Van Den Eeckhout on CJEU Case Law in PIL matters

Written by Veerle Van Den Eeckhout, working at the Research and Documentation Directorate of the CJEU

On 29 April 2023, Veerle Van Den Eeckhout gave a presentation on recent case law of the Court of Justice of the European Union. The presentation, now available online, was entitled “CJEU case-law. A Few Observations on Recent CJEU Case Law with Attention for Some Aspects of Logic and Argumentation Theory.” The presentation was given during the Dialog Internationales Familienrecht 2023 at the University of Münster. This presentation builds upon a previous presentation of the Author, “Harmonized interpretation of regimes of judicial cooperation in civil matters?”, which is now also available online.

 

CJEU case-law. A Few Observations on Recent CJEU Case Law with Attention for Some Aspects of Logic and Argumentation Theory

The presentation focuses on case law of the CJEU regarding international family law, but adopts a broad view, particularly by taking into account also case law outside the field of international family law – especially when issues arise both in the context of international family law and in the context of PIL outside the field of international family law – , and by paying attention to case law of the CJEU outside the pure interpretation of PIL regulations – where a national court  is not asking in its question referred for a preliminary ruling, as such, for an interpretation of a PIL regulation, but the case might, possibly, affect PIL or interrelate with PIL; thus, for example, a recent judgment such as Belgische Staat (Réfugiée mineure mariée), Case C-230/21, regarding a right to family reunification based on Directive 2003/86 was also considered in the analysis.

While presenting case law of the CJEU in PIL matters, the presentation  particularly aimed to explore some aspects of methodology, reasoning, deductions and “consistency”. The research thus presents some aspects of methodology of interpretation of European law by the CJEU – regarding methods the CJEU is using to interpret European law -, as well as some issues of analysis of case law of the CJEU – whereby a case of the CJEU subsequently raises questions regarding its content and reasoning -, and some questions regarding possible further deductions based on the case law of the CJEU. The presentation does not pretend any exhaustiveness in this regard, but rather explores and presents some of these aspects, looking at recent cases of the CJEU.

The PowerPoint of the presentation is available here. A version of this PowerPoint including also an extended version thereof is available here.

 

Harmonized interpretation of regimes of judicial cooperation in civil matters?
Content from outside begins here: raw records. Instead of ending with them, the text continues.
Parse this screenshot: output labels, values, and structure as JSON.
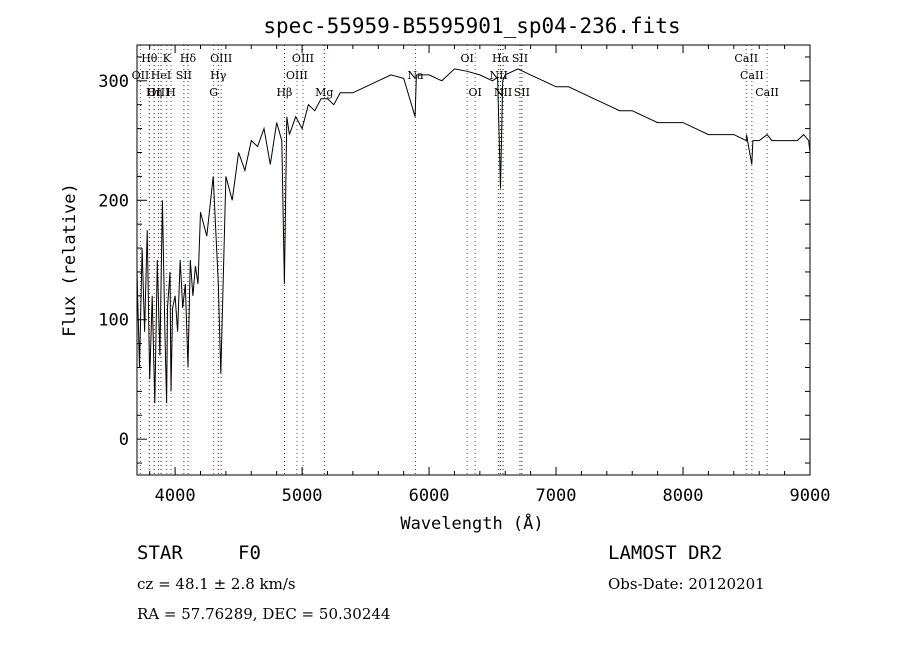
{
  "chart_data": {
    "type": "line",
    "title": "spec-55959-B5595901_sp04-236.fits",
    "xlabel": "Wavelength (Å)",
    "ylabel": "Flux (relative)",
    "xlim": [
      3700,
      9000
    ],
    "ylim": [
      -30,
      330
    ],
    "x_ticks": [
      4000,
      5000,
      6000,
      7000,
      8000,
      9000
    ],
    "y_ticks": [
      0,
      100,
      200,
      300
    ],
    "grid": false,
    "series": [
      {
        "color": "#000000",
        "x": [
          3700,
          3720,
          3740,
          3760,
          3780,
          3800,
          3820,
          3840,
          3860,
          3880,
          3900,
          3920,
          3933,
          3940,
          3960,
          3968,
          3980,
          4000,
          4020,
          4040,
          4060,
          4080,
          4102,
          4120,
          4140,
          4160,
          4180,
          4200,
          4250,
          4300,
          4340,
          4360,
          4400,
          4450,
          4500,
          4550,
          4600,
          4650,
          4700,
          4750,
          4800,
          4840,
          4861,
          4880,
          4900,
          4950,
          5000,
          5050,
          5100,
          5150,
          5200,
          5250,
          5300,
          5400,
          5500,
          5600,
          5700,
          5800,
          5890,
          5900,
          6000,
          6100,
          6200,
          6300,
          6400,
          6500,
          6540,
          6563,
          6580,
          6600,
          6700,
          6800,
          6900,
          7000,
          7100,
          7200,
          7300,
          7400,
          7500,
          7600,
          7700,
          7800,
          7900,
          8000,
          8100,
          8200,
          8300,
          8400,
          8498,
          8500,
          8542,
          8550,
          8600,
          8662,
          8700,
          8800,
          8900,
          8950,
          8990,
          9000
        ],
        "values": [
          140,
          60,
          160,
          90,
          175,
          50,
          120,
          30,
          150,
          70,
          200,
          90,
          30,
          110,
          140,
          40,
          110,
          120,
          90,
          150,
          110,
          130,
          60,
          150,
          120,
          145,
          130,
          190,
          170,
          220,
          130,
          55,
          220,
          200,
          240,
          225,
          250,
          245,
          260,
          230,
          265,
          250,
          130,
          270,
          255,
          270,
          260,
          280,
          275,
          285,
          285,
          280,
          290,
          290,
          295,
          300,
          305,
          302,
          270,
          305,
          305,
          300,
          310,
          308,
          305,
          300,
          303,
          210,
          300,
          305,
          310,
          305,
          300,
          295,
          295,
          290,
          285,
          280,
          275,
          275,
          270,
          265,
          265,
          265,
          260,
          255,
          255,
          255,
          250,
          255,
          230,
          250,
          250,
          255,
          250,
          250,
          250,
          255,
          250,
          240
        ]
      }
    ],
    "lines": [
      {
        "label": "Hθ",
        "x": 3797,
        "color": "#8b0000",
        "row": 1
      },
      {
        "label": "OII",
        "x": 3727,
        "color": "#555555",
        "row": 2
      },
      {
        "label": "OIII",
        "x": 3869,
        "color": "#555555",
        "row": 3
      },
      {
        "label": "K",
        "x": 3934,
        "color": "#555555",
        "row": 1
      },
      {
        "label": "HeI",
        "x": 3889,
        "color": "#8b0000",
        "row": 2
      },
      {
        "label": "Hη",
        "x": 3835,
        "color": "#8b0000",
        "row": 3
      },
      {
        "label": "SII",
        "x": 4069,
        "color": "#8b0000",
        "row": 2
      },
      {
        "label": "H",
        "x": 3968,
        "color": "#555555",
        "row": 3
      },
      {
        "label": "Hδ",
        "x": 4102,
        "color": "#8b0000",
        "row": 1
      },
      {
        "label": "OIII",
        "x": 4363,
        "color": "#555555",
        "row": 1
      },
      {
        "label": "Hγ",
        "x": 4340,
        "color": "#8b0000",
        "row": 2
      },
      {
        "label": "G",
        "x": 4304,
        "color": "#555555",
        "row": 3
      },
      {
        "label": "OIII",
        "x": 5007,
        "color": "#555555",
        "row": 1
      },
      {
        "label": "OIII",
        "x": 4959,
        "color": "#555555",
        "row": 2
      },
      {
        "label": "Hβ",
        "x": 4861,
        "color": "#8b0000",
        "row": 3
      },
      {
        "label": "Mg",
        "x": 5175,
        "color": "#8b0000",
        "row": 3
      },
      {
        "label": "Na",
        "x": 5893,
        "color": "#555555",
        "row": 2
      },
      {
        "label": "OI",
        "x": 6300,
        "color": "#555555",
        "row": 1
      },
      {
        "label": "OI",
        "x": 6363,
        "color": "#555555",
        "row": 3
      },
      {
        "label": "Hα",
        "x": 6563,
        "color": "#8b0000",
        "row": 1
      },
      {
        "label": "NII",
        "x": 6548,
        "color": "#8b0000",
        "row": 2
      },
      {
        "label": "NII",
        "x": 6583,
        "color": "#8b0000",
        "row": 3
      },
      {
        "label": "SII",
        "x": 6716,
        "color": "#8b0000",
        "row": 1
      },
      {
        "label": "SII",
        "x": 6731,
        "color": "#8b0000",
        "row": 3
      },
      {
        "label": "CaII",
        "x": 8498,
        "color": "#555555",
        "row": 1
      },
      {
        "label": "CaII",
        "x": 8542,
        "color": "#555555",
        "row": 2
      },
      {
        "label": "CaII",
        "x": 8662,
        "color": "#555555",
        "row": 3
      }
    ]
  },
  "info": {
    "object_type": "STAR",
    "subclass": "F0",
    "survey": "LAMOST DR2",
    "cz": "cz = 48.1 ± 2.8 km/s",
    "obs_date": "Obs-Date: 20120201",
    "coords": "RA =  57.76289, DEC =  50.30244"
  }
}
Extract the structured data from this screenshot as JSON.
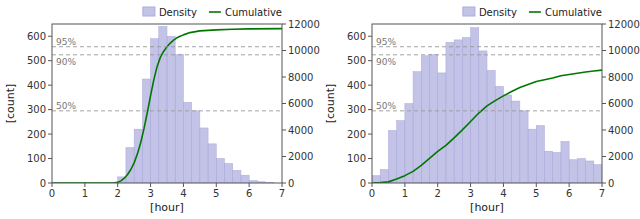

The presentation of 29 April 2023 continued on some aspects that were presented in a discussion of case law of the CJEU at the “Lugano Experts Meeting” in June 2022. The  Lugano Experts Meeting 2022 was organised in Bern. The previous Lugano Experts Meeting had taken place in 2017.

The presentation at the Lugano Experts Meeting 2022, on 1 June 2022, essentially concerns case law of the CJEU between 2017 and 2022. It discusses issues of harmonised interpretation of regimes of judicial cooperation in civil matters. It includes some notes on case law of the CJEU regarding the Lugano convention 2007, the Brussels 1 bis regulation, and several second generation regulations such as the European Enforcement Order Regulation, the European Order for Payment Procedure Regulation, and the European Small Claims Procedure Regulation.

As a matter of fact, one may observe a wide range of instruments that are indicated as instruments of “Judicial cooperation in civil matters” (Chapter 3 of Title V of the Treaty on the Functioning on the European Union), interpreted in a continuous stream of decisions (judgments and orders) by the CJEU. The presentation of case law of the CJEU at the Lugano experts meeting offers, inter alia, a discussion of issues of (in)consistency and influence/interaction between regimes, of giving or not a harmonised interpretation, of making possible deductions from a judgment in one context to another context. The relevance thereof is presented particularly in light of preliminary questions to the CJEU, with attention for article 53, paragraph 2, and article 99 of the Rules of Procedure of the Court. Issues and questions arising thereby include, inter alia, the following: what are national judges “supposed to know already” when reflecting about asking a preliminary question to the CJEU; how wide should the CJEU’s field of vision be when assessing whether a question should be answered by order of by judgment, and when deciding about the content of the judgment – taking thereby or not into account the interpretation that has already been given in the context of another instrument.

The PowerPoint of this presentation is available here.

 

*Any view expressed in these presentations is the personal opinion of the author.